Leadership development areas most CEOs tend to overlook

An executive must always be on the path of discovering their blind spots and focusing on leadership development areas for personal and professional growth. There’s always unexplored terrain in knowledge, self-awareness, and other people.

But well before retirement, many CEOs feel that their development journey is complete. These leaders won’t last, according to John Dame, a Vistage Chair and owner of Dame Leadership.

“Somebody who feels that they know it all, who doesn’t want to do anything to develop, is going to have long-term issues,” Dame said.

CEOs who stop developing tend to lose touch with the culture, as new generations often feel differently about work. Or they lose touch with changes in the marketplace and world.

There are always going to be new ideas, Dame said, especially on old topics. And new ideas demand development.

Take a moment to consider how leaders thought about cybersecurity, technology, and remote work two years ago. Now consider how they think about these topics now. No matter when you read this, well-developed leaders will have gained nuanced insight in that time.

An ever-changing world demands an ever-evolving leader. Here are five areas of leadership development that executives often overlook.

 

1. Planning for employee development

Many CEOs overlook a long-term vision toward building their team and developing their employees, Dame said. This is a huge mistake—without people, a company is simply an idea.

In any business, he believes that the No. 1 way to plan for the future is to train employees.

“If you’re not looking for ways to help them to innovate, to become better leaders, to move ahead, there’s impact on culture,” Dame said. “People—even more today than ever before—have a choice where they’re going to work. And they can choose with their feet.”

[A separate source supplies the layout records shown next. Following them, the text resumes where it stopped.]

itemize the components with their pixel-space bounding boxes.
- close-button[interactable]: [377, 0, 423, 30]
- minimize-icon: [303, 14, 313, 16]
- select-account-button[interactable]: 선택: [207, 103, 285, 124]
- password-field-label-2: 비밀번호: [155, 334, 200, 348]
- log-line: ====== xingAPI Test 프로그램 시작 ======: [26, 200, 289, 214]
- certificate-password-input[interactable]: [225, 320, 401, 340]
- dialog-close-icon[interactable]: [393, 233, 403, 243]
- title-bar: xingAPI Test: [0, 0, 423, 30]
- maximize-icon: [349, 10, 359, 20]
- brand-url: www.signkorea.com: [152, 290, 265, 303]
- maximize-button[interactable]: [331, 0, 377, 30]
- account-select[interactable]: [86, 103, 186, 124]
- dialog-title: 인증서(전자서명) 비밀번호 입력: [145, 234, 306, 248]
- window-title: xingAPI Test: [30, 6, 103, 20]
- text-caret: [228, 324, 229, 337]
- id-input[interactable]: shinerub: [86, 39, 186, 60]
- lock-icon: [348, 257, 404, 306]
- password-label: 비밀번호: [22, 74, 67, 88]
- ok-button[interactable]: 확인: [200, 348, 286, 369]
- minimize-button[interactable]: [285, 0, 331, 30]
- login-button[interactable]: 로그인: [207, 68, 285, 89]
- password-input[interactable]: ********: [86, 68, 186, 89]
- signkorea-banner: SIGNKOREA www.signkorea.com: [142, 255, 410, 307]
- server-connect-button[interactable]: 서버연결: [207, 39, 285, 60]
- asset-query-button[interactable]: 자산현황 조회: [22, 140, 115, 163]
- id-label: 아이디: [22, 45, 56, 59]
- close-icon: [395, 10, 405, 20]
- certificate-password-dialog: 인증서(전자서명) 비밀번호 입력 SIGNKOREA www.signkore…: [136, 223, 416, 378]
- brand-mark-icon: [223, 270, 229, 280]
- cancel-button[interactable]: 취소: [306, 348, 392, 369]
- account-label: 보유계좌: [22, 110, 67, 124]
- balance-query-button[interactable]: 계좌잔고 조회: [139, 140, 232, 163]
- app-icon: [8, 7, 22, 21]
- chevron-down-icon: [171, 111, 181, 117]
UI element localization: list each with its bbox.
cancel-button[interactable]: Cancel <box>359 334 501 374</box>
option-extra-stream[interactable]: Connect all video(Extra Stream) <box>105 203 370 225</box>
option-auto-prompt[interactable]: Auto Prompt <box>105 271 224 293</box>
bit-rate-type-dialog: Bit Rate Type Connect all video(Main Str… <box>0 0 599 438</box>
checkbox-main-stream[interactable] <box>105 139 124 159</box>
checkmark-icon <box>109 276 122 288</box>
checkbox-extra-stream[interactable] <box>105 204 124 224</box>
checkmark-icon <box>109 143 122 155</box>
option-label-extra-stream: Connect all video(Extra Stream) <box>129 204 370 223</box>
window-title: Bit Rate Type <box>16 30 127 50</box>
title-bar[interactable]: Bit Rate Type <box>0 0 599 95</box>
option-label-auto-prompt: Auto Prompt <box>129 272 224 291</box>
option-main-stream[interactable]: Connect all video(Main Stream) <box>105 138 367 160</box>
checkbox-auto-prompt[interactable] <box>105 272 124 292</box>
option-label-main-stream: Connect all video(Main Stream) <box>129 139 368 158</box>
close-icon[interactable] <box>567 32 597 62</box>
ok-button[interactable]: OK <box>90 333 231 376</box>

Employees often get stuck in roles that don’t fit, Dame said, and it’s typically because of a lack of leadership development by executives. Jim Collins, author of “Good to Great” created a metaphor to show the importance of getting the right employees into the right roles. A company is like a bus, he said, and it can’t start driving in any direction before the right people have boarded.

“This is one of those ideas that’s even more important in our world today,” Collins said. “And why? Because if the world is unpredictable, if the world is changing, if the world is requiring adjustments, you can’t predict the what, so the most important thing is to pick the right who.”

To develop employees, Dame suggests creating a training program, one that will help them know where they’re headed in the company. “The research shows that your employees will give up some pay if you’re going to show them a pathway to get better, learn and grow,” Dame said.

2. Continually learning

Many executives will join trade organizations or go to one-off educational events. This is the right idea, Dame said, but it often ends with leaders in echo chambers with shallow knowledge on important topics.

Leaders must push themselves to achieve and learn more, Dame said, putting themselves into uncomfortable learning environments where they’re challenged, tested, and have the potential to be wrong. They must go to events and join groups that help them change their mind, their thinking, and their future actions.

3. Being vulnerable

If development is an inherently uncomfortable path that means that leaders will need to sometimes feel vulnerable.

Many powerful people think of vulnerability as a weakness, Dame said, but vulnerability can be a strength. Being vulnerable can mean a leader is glad to listen, willing to change their mind, and open to receive feedback.

Without vulnerability, leaders will have a difficult time developing. “If you think that you have arrived and know it all, then that’s not going to work very well,” Dame said.

4. Interacting with people different from themselves

Half of the CEOs Dame works with are introverts, something that often surprises people. He seeks out these CEOs, as Dame wants to work with people of different backgrounds, age groups, and personality types.

Dame said that each difference will bring something new to his world. CEOs tend to look for others who are just like them, but people who have lived different experiences have valuable perspectives.

“Hearing your experience or getting feedback from you will give me insight that I might never have had,” Dame said.

Unique insights will be especially important across generations, Dame said. Younger employees—the future leaders of every company—typically want a bigger voice at work, more collaboration, and more say in their jog. Executives must understand the personalities of the different types of people they may encounter at work.

5. Having a trusted peer group

As a Vistage Chair, most of the executives Dame encounters are always developing, even amid great success. Having a peer group provides a fast track to growth and self-awareness.

Executives who don’t join peer groups may still be good CEOs, he said, but he doesn’t believe they will grow as much—nor will they be as effective—as those who are.

Executives in peer groups tend to be more open minded, willing to listen, and willing to be held accountable. These are all traits of the development journey.

“That desire to be in front of people who are challenging your thinking is essential,” Dame said.

The best executives are those who take these challenges to their thinking and apply what they’ve learned at work. It’s an application-oriented process rather than an intellectual process, Dame said.

“I don’t want to just intellectually wrestle with this,” Dame said. “I actually want to apply things that are going to make a difference.”